C’est là un cas de figure de plus en plus fréquent, que soulignait également une étude de Deloitte menée en 2012 aux USA : pour s’équiper en produits financiers, 49% des clients des banques américaines ont tendance à se tourner vers d’autres établissements que celui où ils ont (et où ils gardent) leur compte principal (sauf pour les comptes d’épargne).
Segmentant la clientèle des banques selon quatre profils de comportements, l’étude isolait 39% de « Value Shoppers » équipés de 4,9 produits en moyenne, dont 4,3 avec d’autres établissements que celui tenant leur compte principal.
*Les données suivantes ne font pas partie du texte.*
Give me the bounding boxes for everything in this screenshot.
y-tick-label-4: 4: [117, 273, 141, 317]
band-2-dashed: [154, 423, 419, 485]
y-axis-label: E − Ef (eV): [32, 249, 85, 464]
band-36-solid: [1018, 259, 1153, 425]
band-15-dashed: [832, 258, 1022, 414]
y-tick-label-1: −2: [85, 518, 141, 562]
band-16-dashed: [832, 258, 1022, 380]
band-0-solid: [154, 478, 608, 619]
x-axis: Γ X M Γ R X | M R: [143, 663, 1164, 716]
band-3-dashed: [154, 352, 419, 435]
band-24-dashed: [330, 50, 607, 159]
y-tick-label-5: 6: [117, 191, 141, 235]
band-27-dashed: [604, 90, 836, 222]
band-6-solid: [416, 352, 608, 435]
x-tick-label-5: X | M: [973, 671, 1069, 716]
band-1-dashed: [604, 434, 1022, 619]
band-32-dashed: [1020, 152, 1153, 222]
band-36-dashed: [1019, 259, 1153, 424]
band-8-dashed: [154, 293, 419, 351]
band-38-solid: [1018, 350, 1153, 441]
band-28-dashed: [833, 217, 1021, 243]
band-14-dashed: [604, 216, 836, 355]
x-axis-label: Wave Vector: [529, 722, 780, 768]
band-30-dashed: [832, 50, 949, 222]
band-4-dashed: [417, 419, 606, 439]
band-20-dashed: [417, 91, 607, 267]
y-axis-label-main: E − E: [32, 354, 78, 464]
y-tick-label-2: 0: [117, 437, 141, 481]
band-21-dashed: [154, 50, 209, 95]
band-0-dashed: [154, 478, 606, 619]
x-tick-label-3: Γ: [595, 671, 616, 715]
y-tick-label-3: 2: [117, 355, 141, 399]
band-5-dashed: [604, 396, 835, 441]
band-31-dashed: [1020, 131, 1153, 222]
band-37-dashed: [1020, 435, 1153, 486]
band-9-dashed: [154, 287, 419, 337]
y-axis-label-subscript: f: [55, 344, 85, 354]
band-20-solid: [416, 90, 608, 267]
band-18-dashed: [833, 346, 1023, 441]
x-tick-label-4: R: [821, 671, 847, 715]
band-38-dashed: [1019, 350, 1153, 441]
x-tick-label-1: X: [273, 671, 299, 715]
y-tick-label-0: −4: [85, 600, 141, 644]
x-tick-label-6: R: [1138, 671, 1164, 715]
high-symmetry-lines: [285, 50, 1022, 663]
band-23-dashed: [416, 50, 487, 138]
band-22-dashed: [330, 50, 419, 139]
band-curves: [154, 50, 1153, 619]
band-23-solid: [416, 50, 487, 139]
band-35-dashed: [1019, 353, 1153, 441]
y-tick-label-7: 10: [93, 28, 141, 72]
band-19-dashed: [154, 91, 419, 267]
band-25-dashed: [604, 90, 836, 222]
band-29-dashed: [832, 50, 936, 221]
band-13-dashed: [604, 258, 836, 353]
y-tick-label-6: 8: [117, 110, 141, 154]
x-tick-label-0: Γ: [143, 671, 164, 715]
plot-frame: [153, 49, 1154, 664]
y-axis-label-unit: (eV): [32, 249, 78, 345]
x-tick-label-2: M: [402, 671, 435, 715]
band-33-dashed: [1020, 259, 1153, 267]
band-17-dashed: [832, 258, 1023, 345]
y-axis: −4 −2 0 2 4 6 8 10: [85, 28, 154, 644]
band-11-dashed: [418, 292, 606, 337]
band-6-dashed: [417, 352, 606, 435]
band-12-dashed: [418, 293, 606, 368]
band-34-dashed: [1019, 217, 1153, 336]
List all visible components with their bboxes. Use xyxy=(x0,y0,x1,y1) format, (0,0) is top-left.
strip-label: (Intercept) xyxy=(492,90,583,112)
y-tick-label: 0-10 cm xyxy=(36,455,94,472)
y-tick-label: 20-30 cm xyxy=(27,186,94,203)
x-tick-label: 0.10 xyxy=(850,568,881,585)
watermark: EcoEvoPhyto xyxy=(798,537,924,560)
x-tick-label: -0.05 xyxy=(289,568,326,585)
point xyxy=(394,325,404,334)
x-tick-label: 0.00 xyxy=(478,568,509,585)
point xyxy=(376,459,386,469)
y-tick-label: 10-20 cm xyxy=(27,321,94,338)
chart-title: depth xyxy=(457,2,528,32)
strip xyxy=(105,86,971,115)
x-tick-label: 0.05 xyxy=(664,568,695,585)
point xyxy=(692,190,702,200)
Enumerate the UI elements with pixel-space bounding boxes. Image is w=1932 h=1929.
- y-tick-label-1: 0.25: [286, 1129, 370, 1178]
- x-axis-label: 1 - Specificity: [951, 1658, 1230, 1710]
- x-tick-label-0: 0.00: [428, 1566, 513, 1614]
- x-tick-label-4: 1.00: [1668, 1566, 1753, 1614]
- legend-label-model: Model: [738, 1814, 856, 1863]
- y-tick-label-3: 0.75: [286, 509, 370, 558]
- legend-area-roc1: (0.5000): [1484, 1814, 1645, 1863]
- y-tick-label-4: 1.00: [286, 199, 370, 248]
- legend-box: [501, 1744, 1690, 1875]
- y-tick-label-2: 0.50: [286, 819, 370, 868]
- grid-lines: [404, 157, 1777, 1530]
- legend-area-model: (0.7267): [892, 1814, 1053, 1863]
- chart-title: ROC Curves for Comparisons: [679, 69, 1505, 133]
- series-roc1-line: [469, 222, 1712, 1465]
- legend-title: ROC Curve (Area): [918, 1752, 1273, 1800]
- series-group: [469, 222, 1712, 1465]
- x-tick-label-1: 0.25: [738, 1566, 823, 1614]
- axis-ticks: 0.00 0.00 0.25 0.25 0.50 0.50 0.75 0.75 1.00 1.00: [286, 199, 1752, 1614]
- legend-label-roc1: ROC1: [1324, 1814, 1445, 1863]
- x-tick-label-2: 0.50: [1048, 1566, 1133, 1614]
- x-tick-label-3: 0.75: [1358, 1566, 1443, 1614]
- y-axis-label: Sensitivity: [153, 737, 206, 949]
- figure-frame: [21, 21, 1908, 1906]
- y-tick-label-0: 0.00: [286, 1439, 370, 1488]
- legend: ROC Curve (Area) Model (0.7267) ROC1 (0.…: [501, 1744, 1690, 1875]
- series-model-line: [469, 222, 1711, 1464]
Par comparaison, les « Consolidators », bien équipés auprès de leur banque principale, ne représentent que 9% des clients.
Or qui sont les « Value Shoppers » ? Ils ont en moyenne 45 ans et plus, ont des revenus plutôt importants et leur regard sur l’offre des banques est critique, averti. Ils veulent la transparence des prix (pas de surprise sur les frais accessoires) et qu’on récompense leur fidélité (qui est souvent forte auprès de leur banque principale). Peu d’établissements satisfaisant vraiment ces attentes, ils ont tendance à spécialiser les banques par types de compétences : un site boursier pour le courtage, un site spécialisé pour les assurances, etc. A la limite, ainsi, la notion de banque principale disparaît, tandis que le compte courant n’est plus le pivot de la relation bancaire, sinon pour le segment de clients souvent les moins rentables.
Les clients considèrent les offres bancaires avec de plus en plus de recul. Les plus intéressants sont de plus en plus compétents. Estimer cette maturité des clients est désormais essentiel.